Our first training run failed completely. We recorded 40 episodes with the arm picking objects in both directions, table-to-box and box-to-table, under one task label. The ACT policy learned two conflicting motions and froze mid-air, unable to decide which way to go. We scrapped the data, re-recorded 25 clean unidirectional episodes, and the new policy worked on the first test.

Camera bandwidth was a constant battle. Running two USB cameras simultaneously through a hub caused timeout errors that crashed the recording pipeline. We had to manage camera lifecycle carefully, killing stale processes between runs and tuning frame capture timing.

The MG90S servo in the soft claw had different PWM characteristics than documented. We manually swept through pulse widths in 50-microsecond increments to find the exact open/close range for our specific claw geometry.

Accomplishments that we're proud of

We got teleoperation working within hours of unboxing the arm. Leader-follower mirroring across all joints, both cameras streaming, data recording at 30Hz. That foundation made everything else possible.

The docking and undocking system works mechanically and in software. The 3D-printed twist-lock mount engages cleanly with a wrist rotation. The swap_mode script toggles between 5-motor and 6-motor configurations, swapping calibration files and editing LeRobot's source config automatically. Dock, grab, place, undock, all sequenced.

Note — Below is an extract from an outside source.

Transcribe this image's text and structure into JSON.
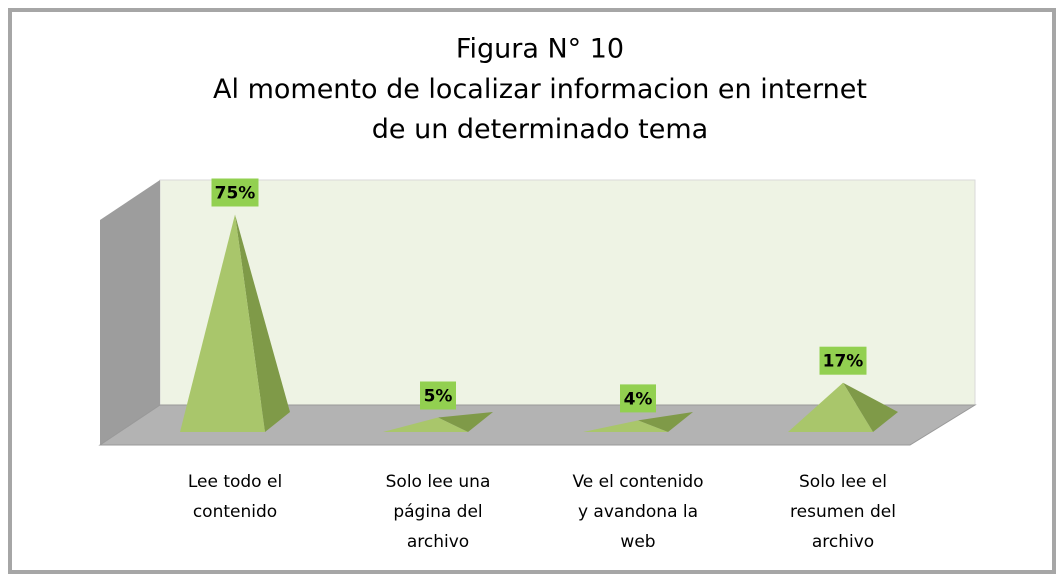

Autonomous pick and place runs reliably on trained objects. The ACT policy picks up the object from the table and places it in the box without human input. 25 clean demonstrations were enough to train a working policy in under 3 hours on AMD Radeon hardware.

Zero-shot material classification works without any custom training. CLIP classifies objects it has never seen by matching camera images against text descriptions of material properties. Soft objects get the petal gripper. Rigid objects get the stock gripper. No labeled dataset, no fine-tuning, just language.

The entire swappable gripper system was built with off-the-shelf components and 3D-printed parts, keeping the hardware accessible and reproducible.

What we learned

Data quality is everything. Not data quantity - data quality. 25 slow, careful, identical demonstrations outperformed 40 messy ones. In imitation learning, your robot is only as good as the human teacher, and the human teacher needs to be boringly consistent.

Modularity saved us. Because YOLO/CLIP, ACT, and ESP-NOW were completely independent systems, we could develop them in parallel, debug them separately, and connect them at the end. When the camera system broke, the gripper kept working. When the policy was training, we were flashing ESP32s. Three people, three systems, one integration step.

Foundation models are ready for robotics. Not for end-to-end control - not yet - but for perception and classification, they're shockingly good. CLIP's zero-shot material classification worked on objects we'd never tested with, in lighting conditions we'd never trained for. The gap between research papers and hackathon implementations is closing fast.

What's next for GRAB

More end-effectors: a hook for handles, a suction cup for flat surfaces, tweezers for electronics. Each snaps into the same twist-lock mount.

The real next step is making the swap smarter. Right now the docking positions are calibrated once at setup. We want to train a policy that can find and dock onto any claw in any rack configuration - the way a human can grab any tool from a messy workbench.

Beyond that, multi-object sorting: dump a bin of mixed items on the table, and GRAB sorts them - selecting the right gripper for each, placing fragile items carefully and tossing rigid ones quickly. That's the warehouse use case. That's the eldercare use case. That's the disaster-response use case.

One arm. The right hand for the job. Every time.